Did you know? Navaratri means, literally, “nine nights” (“nava” and “ratri”).

Navaratri in its basic form takes place a number of times during the seasons of each year, but it’s Sharad Navaratri—this festival, at the beginning of autumn—that takes precedence over any other. Sharad Navaratri culminates on a final day known as Dussehra.

Legends related to this observance differ: Some indicate that Shiva gave permission to Durga to visit her mother for nine days, while others describe Durga’s victory following a nine-day battle with the demon Mahishasura. Life-size clay figures depicting this battle are commonly seen in temples during Navaratri. But there is a universal theme to this tradition, too: All Hindus aim for purity, avoiding meat, grains and alcohol—and usually installing a household pot that is kept lit for nine days. Some devotees fast, and others consume only milk and fruit for nine days.
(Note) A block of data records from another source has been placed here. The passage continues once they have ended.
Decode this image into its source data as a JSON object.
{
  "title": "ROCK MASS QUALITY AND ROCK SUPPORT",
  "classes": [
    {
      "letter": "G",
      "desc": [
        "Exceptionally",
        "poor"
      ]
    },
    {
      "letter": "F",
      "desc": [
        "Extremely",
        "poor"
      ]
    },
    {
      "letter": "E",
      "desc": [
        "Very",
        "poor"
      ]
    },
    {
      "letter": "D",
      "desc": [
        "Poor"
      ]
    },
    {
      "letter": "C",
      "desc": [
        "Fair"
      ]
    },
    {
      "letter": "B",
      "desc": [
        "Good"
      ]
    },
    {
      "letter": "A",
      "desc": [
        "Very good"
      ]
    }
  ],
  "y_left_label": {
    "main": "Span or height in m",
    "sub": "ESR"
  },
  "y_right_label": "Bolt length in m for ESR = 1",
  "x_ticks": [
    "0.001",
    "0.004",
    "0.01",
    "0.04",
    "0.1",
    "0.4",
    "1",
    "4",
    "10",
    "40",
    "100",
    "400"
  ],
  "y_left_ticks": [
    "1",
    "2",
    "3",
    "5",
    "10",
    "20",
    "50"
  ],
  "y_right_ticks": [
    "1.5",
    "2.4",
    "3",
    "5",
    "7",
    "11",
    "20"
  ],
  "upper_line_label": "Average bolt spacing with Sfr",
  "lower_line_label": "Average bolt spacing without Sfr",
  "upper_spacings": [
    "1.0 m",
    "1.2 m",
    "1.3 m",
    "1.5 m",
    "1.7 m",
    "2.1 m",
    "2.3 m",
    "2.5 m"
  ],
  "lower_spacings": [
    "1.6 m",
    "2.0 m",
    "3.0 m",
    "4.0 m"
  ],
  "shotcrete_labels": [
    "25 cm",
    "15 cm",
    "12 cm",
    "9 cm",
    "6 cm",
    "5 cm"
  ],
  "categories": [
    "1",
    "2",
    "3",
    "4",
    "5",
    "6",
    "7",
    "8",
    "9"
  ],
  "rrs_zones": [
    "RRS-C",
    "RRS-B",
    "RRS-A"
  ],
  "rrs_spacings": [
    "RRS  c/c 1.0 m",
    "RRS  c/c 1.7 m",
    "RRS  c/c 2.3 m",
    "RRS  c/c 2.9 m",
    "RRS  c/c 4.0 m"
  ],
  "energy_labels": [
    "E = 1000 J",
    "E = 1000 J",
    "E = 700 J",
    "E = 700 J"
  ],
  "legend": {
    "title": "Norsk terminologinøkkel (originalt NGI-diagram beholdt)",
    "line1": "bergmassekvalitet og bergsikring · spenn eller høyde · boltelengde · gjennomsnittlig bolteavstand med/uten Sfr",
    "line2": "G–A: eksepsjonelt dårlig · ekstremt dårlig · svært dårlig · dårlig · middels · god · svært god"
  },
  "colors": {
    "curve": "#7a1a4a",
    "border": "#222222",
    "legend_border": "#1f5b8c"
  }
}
ORCHESTRAS, DANCING AND SHRINES

Navaratri brings out orchestras and community-wide singing in India: nighttime dances in the streets combine with bountiful feasts and shrines are elaborately decorated. In Saraswat Brahmin temples, statue figures are adorned with flowers, sandalwood paste and turmeric.

In some regions of India, it’s believed that one should try to envision the divinity in the tools used for daily life—whether books, computers or larger instruments—and decorate them with flowers and other adornments, in hopes of both humbling themselves and bringing auspiciousness upon the items that aid them in livelihood.